Parafraseio o Alberto Caeiro: "Não é bastante ter ouvidos para ouvir o
que é dito; é preciso também que haja silêncio dentro da alma". Daí a
dificuldade: a gente não agüenta ouvir o que o outro diz sem logo dar
 um palpite melhor, sem misturar o que ele diz com aquilo que a gente
tem a dizer. Como se aquilo que ele diz não fosse digno de descansada
consideração e precisasse ser complementado por aquilo que a gente tem
a dizer, que é muito melhor.
         Nossa incapacidade de ouvir é a manifestação mais constante e
 sutil de nossa arrogância e vaidade: no fundo, somos os mais
bonitos...


          Tenho um velho amigo, Jovelino, que se mudou para os Estados
Unidos estimulado pela revolução de 64. Contou-me de sua experiência
com os índios.
Reunidos os participantes, ninguém fala. Há um longo, longo silêncio.
(Os pianistas, antes de iniciar o concerto, diante do
piano, ficam assentados em silêncio, [...]. Abrindo vazios de silêncio.
 Expulsando todas as idéias estranhas.). Todos em silêncio, à
 espera do pensamento essencial. Aí, de repente, alguém fala. Curto.
Todos ouvem.
           Terminada a fala, novo silêncio. Falar logo em seguida seria
 um grande desrespeito, pois o outro falou os seus pensamentos,
pensamentos que ele julgava essenciais. São-me estranhos. É preciso
tempo para entender o que o outro falou.
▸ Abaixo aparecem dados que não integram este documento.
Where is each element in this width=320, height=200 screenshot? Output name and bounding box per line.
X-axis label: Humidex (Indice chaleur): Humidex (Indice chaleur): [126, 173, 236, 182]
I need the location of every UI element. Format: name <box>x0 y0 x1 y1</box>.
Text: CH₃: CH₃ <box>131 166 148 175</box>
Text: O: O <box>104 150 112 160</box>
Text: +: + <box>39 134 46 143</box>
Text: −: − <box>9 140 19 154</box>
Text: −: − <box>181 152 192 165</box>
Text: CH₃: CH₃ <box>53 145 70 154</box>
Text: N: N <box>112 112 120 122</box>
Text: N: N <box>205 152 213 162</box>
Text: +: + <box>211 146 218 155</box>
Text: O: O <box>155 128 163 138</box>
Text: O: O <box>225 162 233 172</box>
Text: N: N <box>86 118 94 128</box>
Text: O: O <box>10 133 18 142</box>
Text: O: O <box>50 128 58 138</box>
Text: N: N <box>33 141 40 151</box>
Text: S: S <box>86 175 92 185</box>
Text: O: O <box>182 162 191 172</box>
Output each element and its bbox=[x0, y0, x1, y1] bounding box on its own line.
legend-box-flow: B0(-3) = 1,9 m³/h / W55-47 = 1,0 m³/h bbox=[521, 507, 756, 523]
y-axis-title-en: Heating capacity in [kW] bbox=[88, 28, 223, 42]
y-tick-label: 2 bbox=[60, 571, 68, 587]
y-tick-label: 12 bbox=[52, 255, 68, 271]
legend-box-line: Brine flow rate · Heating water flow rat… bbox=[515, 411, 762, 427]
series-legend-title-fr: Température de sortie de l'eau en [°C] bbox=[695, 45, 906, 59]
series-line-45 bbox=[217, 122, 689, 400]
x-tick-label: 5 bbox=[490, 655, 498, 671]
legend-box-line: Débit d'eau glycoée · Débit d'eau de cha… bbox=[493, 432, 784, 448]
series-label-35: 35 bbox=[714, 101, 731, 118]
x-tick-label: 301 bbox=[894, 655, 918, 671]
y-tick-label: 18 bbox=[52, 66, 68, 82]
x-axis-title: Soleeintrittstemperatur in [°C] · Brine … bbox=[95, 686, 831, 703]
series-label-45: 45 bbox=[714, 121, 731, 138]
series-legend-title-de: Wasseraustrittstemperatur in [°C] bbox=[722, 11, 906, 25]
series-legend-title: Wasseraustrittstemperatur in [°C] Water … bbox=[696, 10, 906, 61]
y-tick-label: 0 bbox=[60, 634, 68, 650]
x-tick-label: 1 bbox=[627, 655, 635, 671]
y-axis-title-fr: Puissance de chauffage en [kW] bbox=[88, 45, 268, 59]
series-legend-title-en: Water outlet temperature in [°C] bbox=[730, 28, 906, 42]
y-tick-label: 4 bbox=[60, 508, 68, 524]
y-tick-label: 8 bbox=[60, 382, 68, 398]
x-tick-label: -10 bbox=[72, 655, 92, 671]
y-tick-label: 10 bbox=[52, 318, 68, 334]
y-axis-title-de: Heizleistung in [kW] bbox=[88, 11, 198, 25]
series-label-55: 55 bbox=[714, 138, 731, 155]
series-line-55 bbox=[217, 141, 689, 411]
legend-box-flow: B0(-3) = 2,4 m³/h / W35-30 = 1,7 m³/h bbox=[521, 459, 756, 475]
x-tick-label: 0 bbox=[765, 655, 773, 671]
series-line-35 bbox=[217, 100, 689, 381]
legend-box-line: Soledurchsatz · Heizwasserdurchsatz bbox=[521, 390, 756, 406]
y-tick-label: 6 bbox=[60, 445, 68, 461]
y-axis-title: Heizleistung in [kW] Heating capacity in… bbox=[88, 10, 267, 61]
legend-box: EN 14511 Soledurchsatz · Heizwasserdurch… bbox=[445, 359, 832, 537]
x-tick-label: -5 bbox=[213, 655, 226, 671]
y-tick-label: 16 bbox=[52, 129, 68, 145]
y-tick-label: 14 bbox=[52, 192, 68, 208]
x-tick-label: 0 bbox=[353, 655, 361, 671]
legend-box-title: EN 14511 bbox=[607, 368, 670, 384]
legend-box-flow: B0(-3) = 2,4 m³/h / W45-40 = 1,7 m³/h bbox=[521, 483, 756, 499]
Se eu falar logo a seguir, são
 duas as possibilidades.
Primeira: "Fiquei em silêncio só por delicadeza. Na verdade, não ouvi o
que você falou. Enquanto você falava, eu pensava nas coisas que iria
falar quando você terminasse sua (tola) fala. Falo como se você não
 tivesse falado".
Segunda: "Ouvi o que você falou. Mas isso que você falou como novidade
 eu já pensei há muito tempo. É coisa velha para mim. Tanto que nem
preciso pensar sobre o que você falou".
           Em ambos os casos, estou chamando o outro de tolo. O que é
pior que uma bofetada.
           O longo silêncio quer dizer: "Estou ponderando
cuidadosamente tudo aquilo que você falou". E assim vai a reunião.
           Não basta o silêncio de fora. É preciso silêncio dentro.
 Ausência de pensamentos. E aí, quando se faz o silêncio dentro, a
gente começa a ouvir coisas que não ouvia.
           Eu comecei a ouvir.
           Fernando Pessoa conhecia a experiência, e se referia a algo
que se ouve nos interstícios das palavras, no lugar onde não há
palavras.
           A música acontece no silêncio. A alma é uma catedral
 submersa. No fundo do mar - quem faz mergulho sabe - a boca fica
fechada. Somos todos olhos e ouvidos. Aí, livres dos ruídos do
falatório e dos saberes da filosofia, ouvimos a melodia que não havia,
que de tão linda nos faz chorar.
           Para mim, Deus é isto: a beleza que se ouve no silêncio. Daí
 a importância de saber ouvir os outros: a beleza mora lá também.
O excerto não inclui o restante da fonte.